L’une des clés avancée par la quasi-totalité de nos interlocuteurs est la réflexion centrée-utilisateur : « Sans aller jusqu'à l'innovation disruptive, les innovations qui répondent juste à un besoin seraient précieuses : il faudrait être réellement à l'écoute des besoins utilisateurs... », précise une directrice de la relation client.Ce témoignage exprime aussi une nécessité de revenir à l’essentiel et de ne pas courir sans cesse après l’Innovation avec un grand « I ».

C’est en se recentrant sur sa raison d’être et sur sa valeur ajoutée au sein de son écosystème que l’institution pourra avoir un impact réel. Et pour cela, il convient de repenser à l’alignement des intérêts des différents acteurs. Un répondant explique par exemple qu’il est important de « toujours lier les résultats obtenus aux gains pour la structure (en image, en charge de travail, en satisfaction usagers ou collaborateurs, ...). La communication interne / externe est rarement bien pilotée par les organismes ou institutions. » Un directeur opérationnel d’une assurance santé ajoute : « la place [de l’innovation au sein de la protection sociale] est faible car les intérêts entre les parties prenantes (employés, employeur, assureur, ...) ne sont pas alignés. »

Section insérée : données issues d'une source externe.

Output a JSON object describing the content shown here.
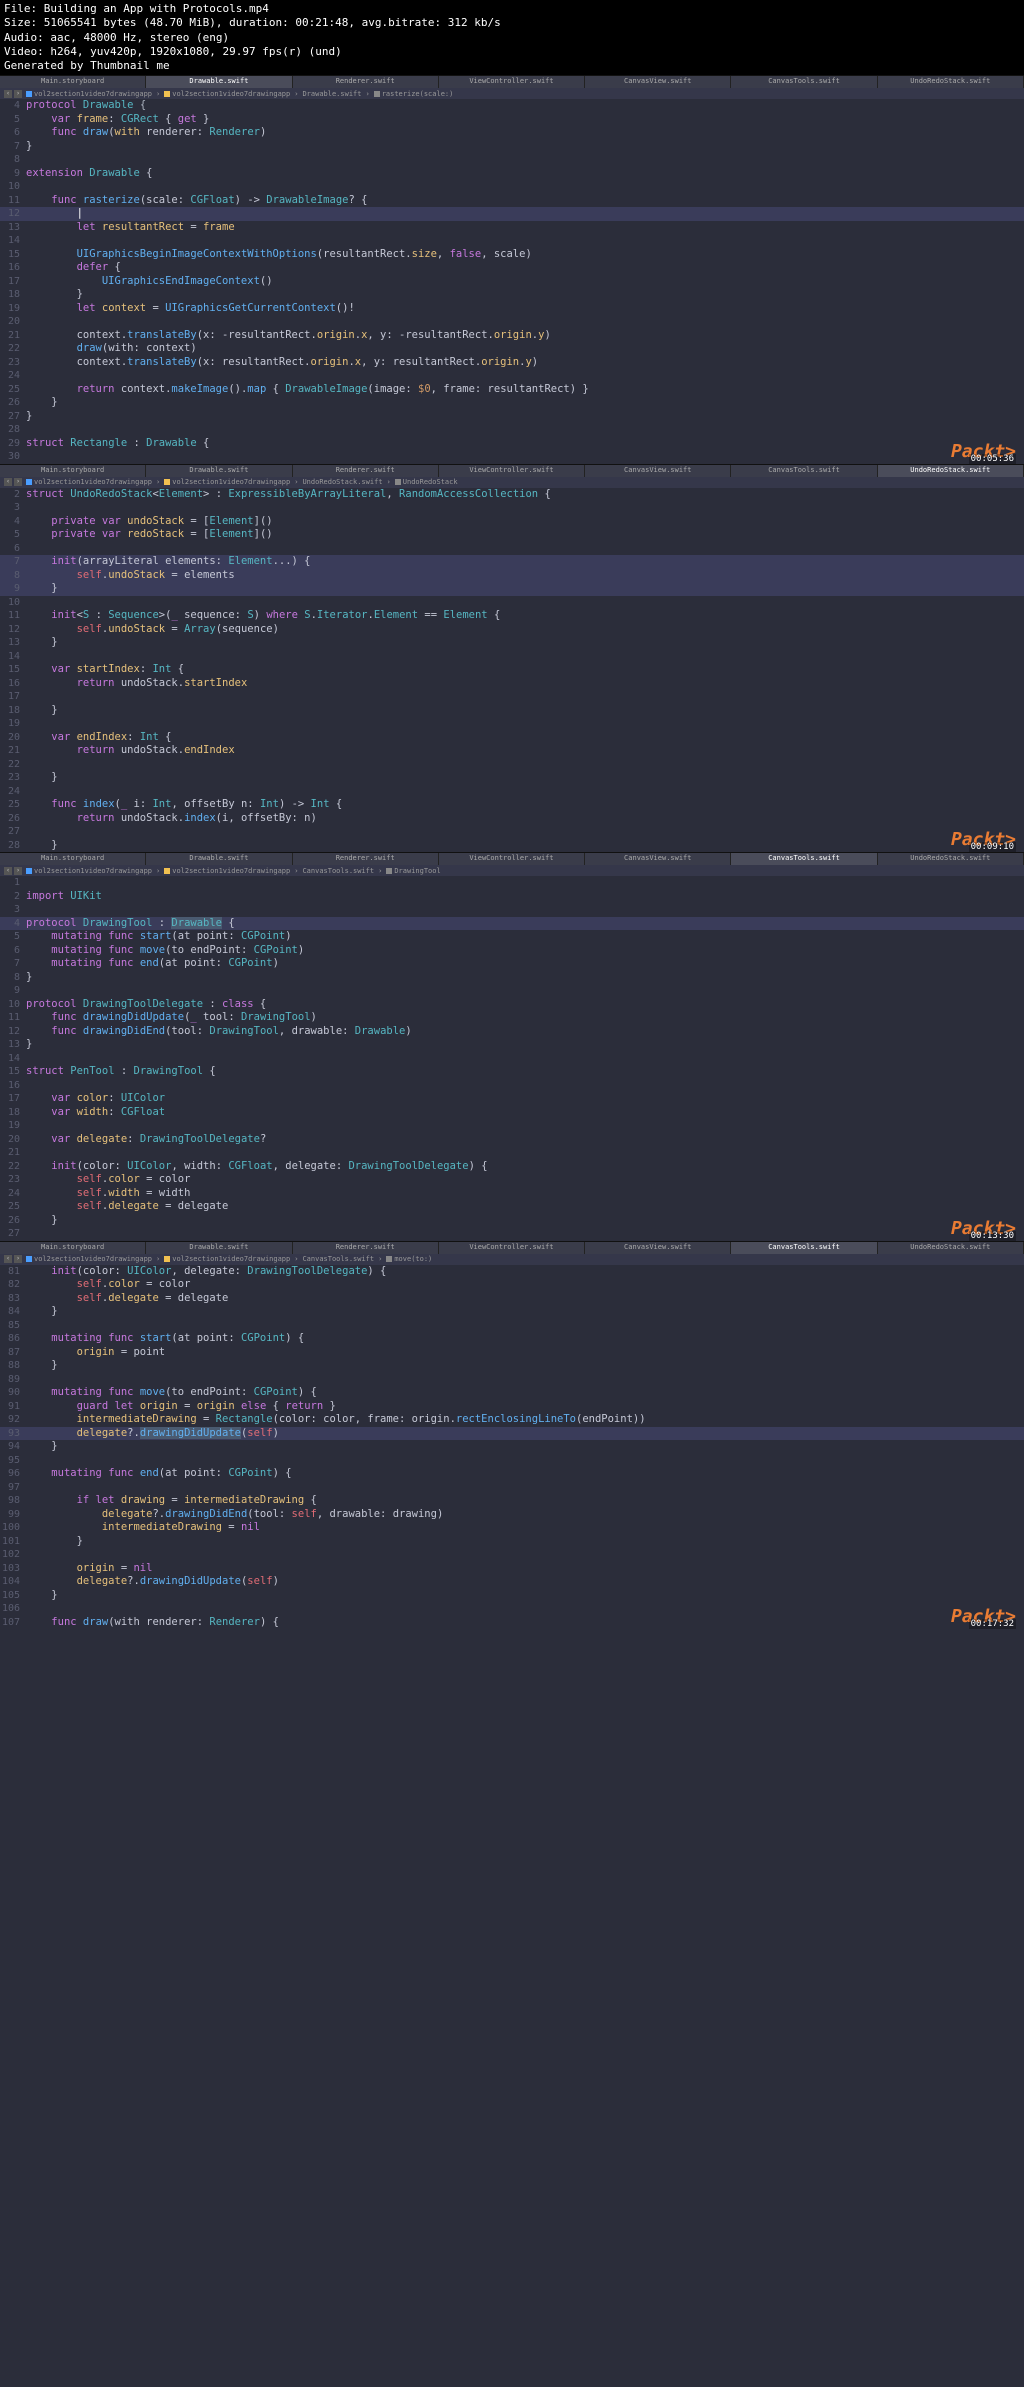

C’est donc finalement bien en s’appuyant sur le sens originel du terme « social » : "Qui intéresse les rapports entre un individu et les autres membres de la collectivité", que le secteur de la protection sociale pourra s’adapter au mieux à notre environnement évolutif, intégrer les nouvelles modalités d’organisation et de collaboration, et construire son propre avenir.

La rédaction de cet article s’appuie sur l’enquête « Votre avis sur l’innovation », réalisée par YCE Partners du 25 mai au 13 juin 2020, adressée à 56 acteurs de la protection sociale.